Key takeaways:
- The region of central, northern, and western Europe (CNWE) has grown to become the largest cryptocurrency economy, accounting for 25% of global crypto activity
- Per the Cainalysys report, decentralized finance services and institutional adoption have been the main drivers behind the uptick
- Institutional-sized transactions have overtaken retail investors and professionals in the past year
Europe has grown to become the largest cryptocurrency economy in the world, with a quarter of total global activity, according to the latest report from Chainalysis. The region of central, northern, and western Europe, or CNWE, has mostly benefited from a massive uptick in the use of decentralized finance (DeFi) protocols, and increased interest from institutional investors.
CNWE region accounts for 25% of global crypto activity
The report analyzed data spanning from July 2020 to June 2021. In this time frame, the CNWE region recorded an increased across all different cryptocurrency sectors, however, the DeFi sector has seen by far the most growth.
The DeFi boom is evident when looking at transaction activity by coin type. Ethereum and Wrapped Ethereum have seen the most activity across different categories, spanning from large institutions, to small retail investors. Perhaps the most interesting thing to note is the large discrepancy between Bitcoin and ETH among large institutional investments, as combined ETH/wETH transactions amounted to almost 4-times more than BTC transactions in the same time period.
In the past 12 months, CNWE managed to overtake the Eastern Asia region to become the leading digital assets economy. Eastern Asia lost its top spot mostly due to China’s crackdowns, which have thoroughly shaken up the blockchain industry and decimated the crypto activity in the region. The region is likely to sink even lower once the effects of China’s blanket crypto ban become apparent.
The CNWE region is followed by North America, and Central and Southern Asia. Apart from the downfall of Eastern Asia, there have been relatively few changes in the order of global regions and their share of crypto activity in the past two years.
While the relative share of crypto activity by regions remains relatively stable, global cryptocurrency adoption has seen a massive uptick, and is up more than 800% in the last year. The huge spike can mostly be attributed to the increasing number of peer-to-peer transactions in emerging economies.
Institutional investors are among the main drivers of increased crypto adoption
Since 2019, institutional-sized crypto transactions have overtaken the combined share of retail and professional investors, and now account for roughly 70% of all transactional volume. For reference, Chainalysis defines transfers worth above $10 million as large institutional transfers.

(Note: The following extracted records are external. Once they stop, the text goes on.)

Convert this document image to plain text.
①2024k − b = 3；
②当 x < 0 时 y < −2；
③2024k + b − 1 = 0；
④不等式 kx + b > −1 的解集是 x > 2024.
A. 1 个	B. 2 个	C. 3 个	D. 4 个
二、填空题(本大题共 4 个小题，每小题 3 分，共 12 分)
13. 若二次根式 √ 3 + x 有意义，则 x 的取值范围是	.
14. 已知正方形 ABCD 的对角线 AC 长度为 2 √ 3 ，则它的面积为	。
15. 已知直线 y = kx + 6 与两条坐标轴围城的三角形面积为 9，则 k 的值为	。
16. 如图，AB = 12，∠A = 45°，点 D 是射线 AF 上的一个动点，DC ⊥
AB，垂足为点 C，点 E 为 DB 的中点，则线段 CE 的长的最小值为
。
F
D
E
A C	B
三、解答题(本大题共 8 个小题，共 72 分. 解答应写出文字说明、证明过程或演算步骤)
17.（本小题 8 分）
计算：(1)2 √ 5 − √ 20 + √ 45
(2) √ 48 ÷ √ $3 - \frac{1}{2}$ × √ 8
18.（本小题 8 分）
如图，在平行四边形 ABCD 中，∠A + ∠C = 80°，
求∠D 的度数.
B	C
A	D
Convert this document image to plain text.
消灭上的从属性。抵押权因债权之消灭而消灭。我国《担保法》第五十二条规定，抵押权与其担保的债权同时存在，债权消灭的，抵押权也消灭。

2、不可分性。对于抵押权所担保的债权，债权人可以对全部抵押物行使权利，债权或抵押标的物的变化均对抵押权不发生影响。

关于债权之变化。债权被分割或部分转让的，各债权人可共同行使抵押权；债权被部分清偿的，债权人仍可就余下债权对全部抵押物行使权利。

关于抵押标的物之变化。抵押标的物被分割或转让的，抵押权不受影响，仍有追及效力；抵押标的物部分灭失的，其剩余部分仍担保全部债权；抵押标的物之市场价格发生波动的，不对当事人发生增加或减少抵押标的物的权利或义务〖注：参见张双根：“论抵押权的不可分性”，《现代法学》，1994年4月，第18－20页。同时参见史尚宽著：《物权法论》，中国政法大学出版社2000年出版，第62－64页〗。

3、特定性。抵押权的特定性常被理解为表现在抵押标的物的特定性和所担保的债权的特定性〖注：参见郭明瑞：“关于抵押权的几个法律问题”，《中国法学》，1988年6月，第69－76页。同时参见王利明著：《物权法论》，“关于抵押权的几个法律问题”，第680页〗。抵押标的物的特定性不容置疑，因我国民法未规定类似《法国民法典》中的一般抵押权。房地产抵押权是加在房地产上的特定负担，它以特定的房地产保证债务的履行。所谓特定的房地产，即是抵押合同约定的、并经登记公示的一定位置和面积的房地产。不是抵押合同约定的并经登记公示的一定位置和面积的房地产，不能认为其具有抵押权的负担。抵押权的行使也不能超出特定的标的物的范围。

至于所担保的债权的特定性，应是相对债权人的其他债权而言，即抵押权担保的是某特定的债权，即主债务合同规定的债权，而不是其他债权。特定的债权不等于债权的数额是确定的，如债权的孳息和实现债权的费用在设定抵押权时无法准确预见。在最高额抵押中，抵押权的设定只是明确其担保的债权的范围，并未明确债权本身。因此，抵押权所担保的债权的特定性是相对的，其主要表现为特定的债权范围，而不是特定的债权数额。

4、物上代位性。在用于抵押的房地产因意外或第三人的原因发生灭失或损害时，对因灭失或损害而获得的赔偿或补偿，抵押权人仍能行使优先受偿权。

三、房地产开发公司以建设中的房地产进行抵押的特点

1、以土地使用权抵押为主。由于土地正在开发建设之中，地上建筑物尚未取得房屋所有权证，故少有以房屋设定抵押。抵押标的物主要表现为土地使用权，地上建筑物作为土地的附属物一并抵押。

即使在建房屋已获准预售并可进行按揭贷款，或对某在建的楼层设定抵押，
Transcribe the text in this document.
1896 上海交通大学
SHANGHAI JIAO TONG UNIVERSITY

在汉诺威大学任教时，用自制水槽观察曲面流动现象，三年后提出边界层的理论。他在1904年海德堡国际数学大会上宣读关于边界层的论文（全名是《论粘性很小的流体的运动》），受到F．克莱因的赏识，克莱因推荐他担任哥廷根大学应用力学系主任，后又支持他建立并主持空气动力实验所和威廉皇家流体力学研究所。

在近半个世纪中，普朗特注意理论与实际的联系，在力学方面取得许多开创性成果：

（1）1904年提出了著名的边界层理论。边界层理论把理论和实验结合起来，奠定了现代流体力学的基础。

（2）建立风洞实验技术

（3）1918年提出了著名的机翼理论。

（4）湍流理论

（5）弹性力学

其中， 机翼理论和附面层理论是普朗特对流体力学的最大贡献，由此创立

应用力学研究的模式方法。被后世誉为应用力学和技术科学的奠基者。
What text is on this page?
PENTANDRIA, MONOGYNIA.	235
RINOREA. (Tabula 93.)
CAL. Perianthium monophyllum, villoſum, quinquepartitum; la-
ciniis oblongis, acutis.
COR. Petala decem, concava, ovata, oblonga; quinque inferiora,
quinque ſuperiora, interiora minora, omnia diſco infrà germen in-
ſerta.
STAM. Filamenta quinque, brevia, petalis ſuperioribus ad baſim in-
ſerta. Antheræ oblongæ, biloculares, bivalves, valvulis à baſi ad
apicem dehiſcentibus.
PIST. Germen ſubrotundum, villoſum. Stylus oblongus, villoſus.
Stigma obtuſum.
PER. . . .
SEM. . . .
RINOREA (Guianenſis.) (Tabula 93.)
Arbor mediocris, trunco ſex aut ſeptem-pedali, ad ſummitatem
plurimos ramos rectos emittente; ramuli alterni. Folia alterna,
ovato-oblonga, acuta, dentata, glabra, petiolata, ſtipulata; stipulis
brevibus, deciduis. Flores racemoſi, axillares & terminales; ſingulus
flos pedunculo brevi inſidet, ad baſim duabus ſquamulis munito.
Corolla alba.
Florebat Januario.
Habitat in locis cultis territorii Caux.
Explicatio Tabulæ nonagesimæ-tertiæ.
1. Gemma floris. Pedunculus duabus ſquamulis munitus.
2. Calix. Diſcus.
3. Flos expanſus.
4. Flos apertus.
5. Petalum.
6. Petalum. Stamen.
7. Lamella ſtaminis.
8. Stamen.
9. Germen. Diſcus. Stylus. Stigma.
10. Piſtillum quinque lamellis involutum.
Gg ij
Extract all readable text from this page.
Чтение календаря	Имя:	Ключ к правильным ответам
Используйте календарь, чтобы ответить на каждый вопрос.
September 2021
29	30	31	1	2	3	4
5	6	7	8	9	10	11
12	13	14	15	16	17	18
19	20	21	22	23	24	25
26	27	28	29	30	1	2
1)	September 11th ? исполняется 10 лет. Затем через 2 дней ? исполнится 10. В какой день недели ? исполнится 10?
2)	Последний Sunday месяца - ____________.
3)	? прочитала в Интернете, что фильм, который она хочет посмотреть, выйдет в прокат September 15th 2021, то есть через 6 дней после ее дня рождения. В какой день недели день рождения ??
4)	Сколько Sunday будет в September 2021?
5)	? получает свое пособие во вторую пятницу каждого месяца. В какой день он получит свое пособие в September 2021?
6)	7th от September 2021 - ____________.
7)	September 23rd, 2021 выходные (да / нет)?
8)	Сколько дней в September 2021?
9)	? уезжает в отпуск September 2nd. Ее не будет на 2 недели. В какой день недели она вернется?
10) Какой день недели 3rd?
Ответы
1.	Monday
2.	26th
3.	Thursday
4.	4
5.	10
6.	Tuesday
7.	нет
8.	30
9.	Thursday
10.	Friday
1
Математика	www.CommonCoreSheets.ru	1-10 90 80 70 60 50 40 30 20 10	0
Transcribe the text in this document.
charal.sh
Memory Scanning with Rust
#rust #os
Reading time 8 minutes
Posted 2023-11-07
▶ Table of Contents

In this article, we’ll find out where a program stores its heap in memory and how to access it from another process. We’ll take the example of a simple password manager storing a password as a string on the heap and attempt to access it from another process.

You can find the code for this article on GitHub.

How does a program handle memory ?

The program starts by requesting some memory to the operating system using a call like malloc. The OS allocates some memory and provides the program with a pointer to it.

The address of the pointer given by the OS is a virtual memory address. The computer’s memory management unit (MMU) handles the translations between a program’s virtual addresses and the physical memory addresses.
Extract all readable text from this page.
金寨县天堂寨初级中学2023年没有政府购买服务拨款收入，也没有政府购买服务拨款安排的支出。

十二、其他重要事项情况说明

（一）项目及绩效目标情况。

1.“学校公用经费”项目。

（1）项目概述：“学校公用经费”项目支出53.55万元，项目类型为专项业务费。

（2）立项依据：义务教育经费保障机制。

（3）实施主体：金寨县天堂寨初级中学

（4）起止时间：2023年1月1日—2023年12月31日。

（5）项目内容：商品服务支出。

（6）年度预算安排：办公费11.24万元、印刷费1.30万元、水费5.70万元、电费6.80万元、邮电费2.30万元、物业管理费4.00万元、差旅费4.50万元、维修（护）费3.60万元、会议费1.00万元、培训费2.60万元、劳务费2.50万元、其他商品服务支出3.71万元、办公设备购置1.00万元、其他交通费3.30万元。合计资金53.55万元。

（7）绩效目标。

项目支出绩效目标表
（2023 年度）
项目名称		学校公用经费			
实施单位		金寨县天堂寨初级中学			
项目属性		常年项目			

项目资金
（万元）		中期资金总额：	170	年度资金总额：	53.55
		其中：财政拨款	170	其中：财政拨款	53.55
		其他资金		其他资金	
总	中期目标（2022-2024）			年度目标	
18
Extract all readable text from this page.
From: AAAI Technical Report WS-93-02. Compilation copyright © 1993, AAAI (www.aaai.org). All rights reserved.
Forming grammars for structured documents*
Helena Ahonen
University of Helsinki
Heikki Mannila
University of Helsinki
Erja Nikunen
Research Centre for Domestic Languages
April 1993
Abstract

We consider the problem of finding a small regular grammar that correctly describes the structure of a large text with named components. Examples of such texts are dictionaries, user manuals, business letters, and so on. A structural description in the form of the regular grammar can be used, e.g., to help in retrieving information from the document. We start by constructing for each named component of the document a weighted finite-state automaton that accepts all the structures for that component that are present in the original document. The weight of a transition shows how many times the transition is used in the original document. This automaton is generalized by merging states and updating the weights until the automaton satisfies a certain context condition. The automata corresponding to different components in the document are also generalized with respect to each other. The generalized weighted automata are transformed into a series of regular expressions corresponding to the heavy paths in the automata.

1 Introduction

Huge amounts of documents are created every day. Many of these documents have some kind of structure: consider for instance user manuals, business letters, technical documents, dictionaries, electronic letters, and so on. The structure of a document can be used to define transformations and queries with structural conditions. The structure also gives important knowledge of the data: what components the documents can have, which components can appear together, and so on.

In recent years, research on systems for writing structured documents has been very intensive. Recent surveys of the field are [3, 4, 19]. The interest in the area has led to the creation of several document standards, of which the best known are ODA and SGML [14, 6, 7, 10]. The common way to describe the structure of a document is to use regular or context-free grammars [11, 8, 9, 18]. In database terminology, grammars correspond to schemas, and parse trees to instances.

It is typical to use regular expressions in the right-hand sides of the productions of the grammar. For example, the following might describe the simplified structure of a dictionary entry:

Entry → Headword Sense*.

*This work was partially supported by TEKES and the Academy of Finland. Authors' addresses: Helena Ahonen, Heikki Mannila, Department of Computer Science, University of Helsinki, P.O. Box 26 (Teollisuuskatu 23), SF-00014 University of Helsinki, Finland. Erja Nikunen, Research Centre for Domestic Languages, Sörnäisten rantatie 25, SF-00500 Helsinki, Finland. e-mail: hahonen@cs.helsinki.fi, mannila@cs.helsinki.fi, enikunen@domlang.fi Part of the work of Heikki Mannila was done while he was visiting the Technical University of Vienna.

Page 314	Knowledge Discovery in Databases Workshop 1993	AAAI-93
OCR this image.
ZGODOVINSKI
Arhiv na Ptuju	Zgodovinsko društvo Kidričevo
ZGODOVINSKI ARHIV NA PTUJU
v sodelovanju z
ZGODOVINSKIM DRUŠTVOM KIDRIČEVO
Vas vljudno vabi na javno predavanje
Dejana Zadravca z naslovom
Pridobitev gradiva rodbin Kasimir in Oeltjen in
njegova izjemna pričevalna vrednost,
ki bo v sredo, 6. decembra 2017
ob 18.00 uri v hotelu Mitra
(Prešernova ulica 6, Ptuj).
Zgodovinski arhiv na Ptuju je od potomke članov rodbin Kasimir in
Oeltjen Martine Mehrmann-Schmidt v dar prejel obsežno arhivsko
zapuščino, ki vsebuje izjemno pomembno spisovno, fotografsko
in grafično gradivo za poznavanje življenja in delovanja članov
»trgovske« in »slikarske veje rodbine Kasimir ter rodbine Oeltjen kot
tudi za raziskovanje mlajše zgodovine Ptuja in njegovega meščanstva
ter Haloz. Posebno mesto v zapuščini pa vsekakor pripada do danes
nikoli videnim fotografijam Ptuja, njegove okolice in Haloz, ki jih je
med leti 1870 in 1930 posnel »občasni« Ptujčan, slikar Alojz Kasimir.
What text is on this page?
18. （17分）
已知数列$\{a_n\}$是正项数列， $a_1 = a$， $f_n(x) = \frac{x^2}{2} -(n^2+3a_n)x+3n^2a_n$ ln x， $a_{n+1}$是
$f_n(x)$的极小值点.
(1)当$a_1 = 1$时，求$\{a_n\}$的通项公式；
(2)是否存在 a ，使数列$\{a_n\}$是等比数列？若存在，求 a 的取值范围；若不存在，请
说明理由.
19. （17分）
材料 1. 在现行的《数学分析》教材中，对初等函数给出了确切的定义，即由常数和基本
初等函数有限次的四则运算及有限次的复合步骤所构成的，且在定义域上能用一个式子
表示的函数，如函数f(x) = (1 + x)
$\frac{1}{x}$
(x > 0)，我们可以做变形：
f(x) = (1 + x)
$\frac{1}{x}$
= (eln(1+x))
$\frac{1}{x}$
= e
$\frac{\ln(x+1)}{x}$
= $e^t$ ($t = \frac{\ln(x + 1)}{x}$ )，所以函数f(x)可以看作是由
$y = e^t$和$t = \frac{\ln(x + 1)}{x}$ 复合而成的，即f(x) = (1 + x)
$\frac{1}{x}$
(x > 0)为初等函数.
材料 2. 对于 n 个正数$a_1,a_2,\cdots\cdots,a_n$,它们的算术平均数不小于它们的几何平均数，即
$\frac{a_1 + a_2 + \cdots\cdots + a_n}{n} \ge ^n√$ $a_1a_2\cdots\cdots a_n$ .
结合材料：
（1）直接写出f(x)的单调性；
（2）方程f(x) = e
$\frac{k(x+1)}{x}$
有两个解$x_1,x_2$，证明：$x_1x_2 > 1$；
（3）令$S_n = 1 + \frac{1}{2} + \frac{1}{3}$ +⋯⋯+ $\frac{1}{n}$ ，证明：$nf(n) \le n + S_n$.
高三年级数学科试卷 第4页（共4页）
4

While the combined value of large institutional transactions amounted to just $1.4 billion in July ‘20, the amount grew to $46.3 billion by June of this year. Per the report, the majority of large transactions were sent to various DeFi protocols, with Ethereum being the most used token type. Uniswap and Instadapp were the most used DeFi services and received the largest amount of sent funds.
Institutional adoption keeps on gaining steam in recent months. For instance, institutional investors now hold more than 1.4 million BTC, which represents 6% of the total supply of the world’s largest crypto.